Now since in all gratuitous givings the primary reason of the giving is love, it is impossible for anyone, properly speaking, to lay claim to a gift, if he lack friendship.

[C]um autem in omnibus illis quae gratis dantur prima ratio dandi sit amor; impossibile est quod aliquis tale sibi debitum faciat, qui amicitia caret… (IV Sent. d. 15, q. 1, a. 3, sol. 4c, in Aquinas on Friendship, p. 135).

Schwartz attempts to argue from this claim of Aquinas's to (1). But Aquinas's claim here is about those things which are given gratuitously, i.e. about gifts; his claim is not about wages or other goods given in exchange. In this passage, Aquinas is discussing the conditions under which a human being has a just claim to receive something from God.
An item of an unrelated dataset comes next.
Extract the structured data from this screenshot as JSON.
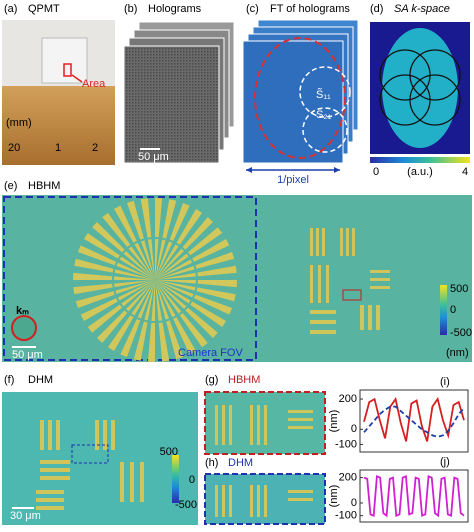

Since Aquinas considers every good thing we have to be a gift from God, Aquinas's comments in the larger passage of which this quotation is a part might well be taken to imply that one human being never has a just claim to a gift from another human being, unless the two are friends. But nothing Aquinas says here suggests that the actions of a human being A never provide A with grounds to lay just claim to payment or recompense from another human being B, unless the two are friends. In making his argument from Aquinas's comments in IV Sent 15.1.3.4c to (1), Schwartz appears to make an invalid inference from a proposition about when an inferior can lay a just claim to a gift from a superior, to a proposition about when an inferior can lay a just claim to a reward or payment from a superior. Aquinas's actual statement about gifts is reformulated by Schwartz as a statement about "benefits" (135 and 136), and then taken to imply a conclusion about any just claim whatsoever: "the actions of the inferior do not lay just claims on the superior unless the inferior is a friend" (140). All that Aquinas's text would in fact warrant is the claim, "the actions of the inferior do not lay just claims to gifts from the superior, unless the inferior is a friend."

In addition to these larger issues, Aquinas on Friendship also contains a number of more minor errors and misleading statements about Aquinas's views. After Schwartz introduces Aquinas's distinction between two types of union that can obtain between lover and beloved (real union and a union of affection), Schwartz asserts that "Affective union consists in some sort of apprehension and can take two shapes" (26). But for Aquinas, affective union is love (see Summa theologiae I-II.28.1), and love is an act of an appetitive power; hence affective union is not an apprehension. What Aquinas actually implies, in the passage to which Schwartz refers, is that affective union proceeds from a certain sort of apprehension:

The other [type of union] is according to affection, and this union must be considered in relation to the preceding apprehension, since appetitive movement follows apprehension. Now, since love is twofold, namely love of concupiscence and love of friendship, each of these proceeds from a certain sort of apprehension of the oneness of the thing loved with the lover. (ST I-II.28.1c)

A second example, this time of a misleading statement: Schwartz writes that "Electio is the act of the rational appetite" (p. 9, footnote 34). What's misleading here is the claim that electio (choice) is the act of the rational appetite (i.e., the will), since Aquinas distinguishes between no less than six acts of the will: enjoyment (fruitio), intention (intentio), volition (voluntas), choice (electio), consent (consensus), and use (usus). (See ST I-II.11-16.) Small errors like these don't affect Schwartz's main arguments, but their presence does take something away from his work.

These criticisms notwithstanding, Schwartz has made a welcome contribution to the growing literature on Aquinas's ethics, and his book will be a good resource for those interested in Aquinas's views on friendship.